O disco em si é uma experiência familiar para quem já acompanha os trabalhos anteriores do artista. A maior distinção se dá pela mescla aos sintetizadores característicos do synth-pop aos beats clássicos do R&B. As faixas Too Late, Heartless, Hardest To Love, In Your Eyes e é claro Blinding Lights destacam os aspectos mais peculiares que tornam este disco o sucesso que ele é. Super válido mencionar também a versão remixada de Save Your Tears que é (para mim) uma das melhores baladas pop da atualidade, a dupla Ariana Grande e The Weeknd é certeira. Ela me lembra também o sucesso Words do artista franco-tunísio F. R. David.

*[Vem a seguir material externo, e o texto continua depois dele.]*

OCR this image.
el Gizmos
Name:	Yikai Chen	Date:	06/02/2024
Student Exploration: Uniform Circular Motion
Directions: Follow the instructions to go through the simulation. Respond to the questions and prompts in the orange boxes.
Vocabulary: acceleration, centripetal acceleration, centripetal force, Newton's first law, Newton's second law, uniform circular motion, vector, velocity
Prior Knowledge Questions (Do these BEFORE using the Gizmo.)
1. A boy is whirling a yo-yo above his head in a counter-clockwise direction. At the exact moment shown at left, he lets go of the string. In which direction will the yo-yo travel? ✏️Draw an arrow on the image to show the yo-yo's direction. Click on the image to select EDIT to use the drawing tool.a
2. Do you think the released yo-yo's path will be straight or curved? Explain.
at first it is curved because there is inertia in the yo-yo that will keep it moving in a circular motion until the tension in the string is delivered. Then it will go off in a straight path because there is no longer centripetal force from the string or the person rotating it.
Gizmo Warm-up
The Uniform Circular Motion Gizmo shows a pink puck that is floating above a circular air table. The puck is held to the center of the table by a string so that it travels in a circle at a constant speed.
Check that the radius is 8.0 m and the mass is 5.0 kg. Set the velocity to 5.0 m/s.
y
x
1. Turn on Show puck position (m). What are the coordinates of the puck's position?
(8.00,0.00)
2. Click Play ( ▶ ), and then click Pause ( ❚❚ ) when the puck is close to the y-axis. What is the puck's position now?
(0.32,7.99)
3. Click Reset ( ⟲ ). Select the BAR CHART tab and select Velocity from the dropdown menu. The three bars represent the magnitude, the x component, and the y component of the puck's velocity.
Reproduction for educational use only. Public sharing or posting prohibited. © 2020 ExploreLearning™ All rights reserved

Plastic Hearts e Future Nostalgia
No ano de 2020, o pop rock de Miley Cyrus em Plastic Hearts também foi influenciado pelo new wave e synth-pop. Acredito que pela familiaridade de Cyrus com o gênero e após o sucesso de sua regravação, já mencionado aqui do clássico Heart Of Glass, a artista trouxe um álbum que nos leva a um campo onde a artista domina. Dele destaco as músicas Midnight Sky, Gimme What I Want, Night Crawling ao lado do ícone dos anos 80, Billy Idol, e de presente Edge Of Midnight que apenas pelo título não precisa mencionar que conta com a participação da brilhante Stevie Nicks.
Outra artista em ascensão nos agraciou com Physical em um dos melhores álbuns de 2020. Dua Lipa trouxe uma sonoridade carregada de referências aos anos 80 e 70, com elementos que variam do disco, dance, new wave, pop e synth-pop. O álbum Future Nostalgia levou o prêmio de Melhor Álbum Pop na 63ª Edição do Grammy e emancipou a cantora como uma das maiores estrelas pop da atualidade.
Scaled and Icy
O renomado duo vencedor do Grammy, Twenty One Pilots, trouxe em 2021 seu sexto álbum de estúdio Scaled and Icy, uma nova proposta que mescla rock alternativo e rap com indie pop, synth-pop e new wave. Apesar de não ter sido seu maior sucesso, o disco traz canções com bastante influência dos gêneros que atingiram seu auge na década de 80. Destaco as faixas The Outside, Shy Away como uma das melhores.
Harry’s House, Dawn FM, Car Crash (e estamos aguardando)
Chegando em 2022, faço uma menção honrosa novamente a do The Weeknd com o álbum Dawn FM, dando continuidade aos seus projetos em R&B e synth-pop, e também à Crash de Charli XCX que surpreendeu positivamente.
O ponto alto do ano, sem dúvidas, foi o sucesso do primeiro single do Harry’s House, terceiro álbum de Harry Styles. As It Was se tornou um fenômeno nas redes sociais logo após seu lançamento e se tornou a música solo mais rápida ao atingir 1 bilhão de streams no Spotify. Desde sua estreia na carreira solo, Styles coleciona hits e já é um dos maiores artistas desta geração. Além de carro chefe do álbum, destaco as canções Late Night Talking, Keep Driving, Satellite e Love of My Life, que são uma mistura de pop, folk e synth-pop.
De fato, é interessante acompanhar a forma que a indústria musical se molda no decorrer das décadas. As experimentações são cada vez mais constantes, o que consequentemente possibilita estarmos diante de criações de novos gêneros e subgêneros.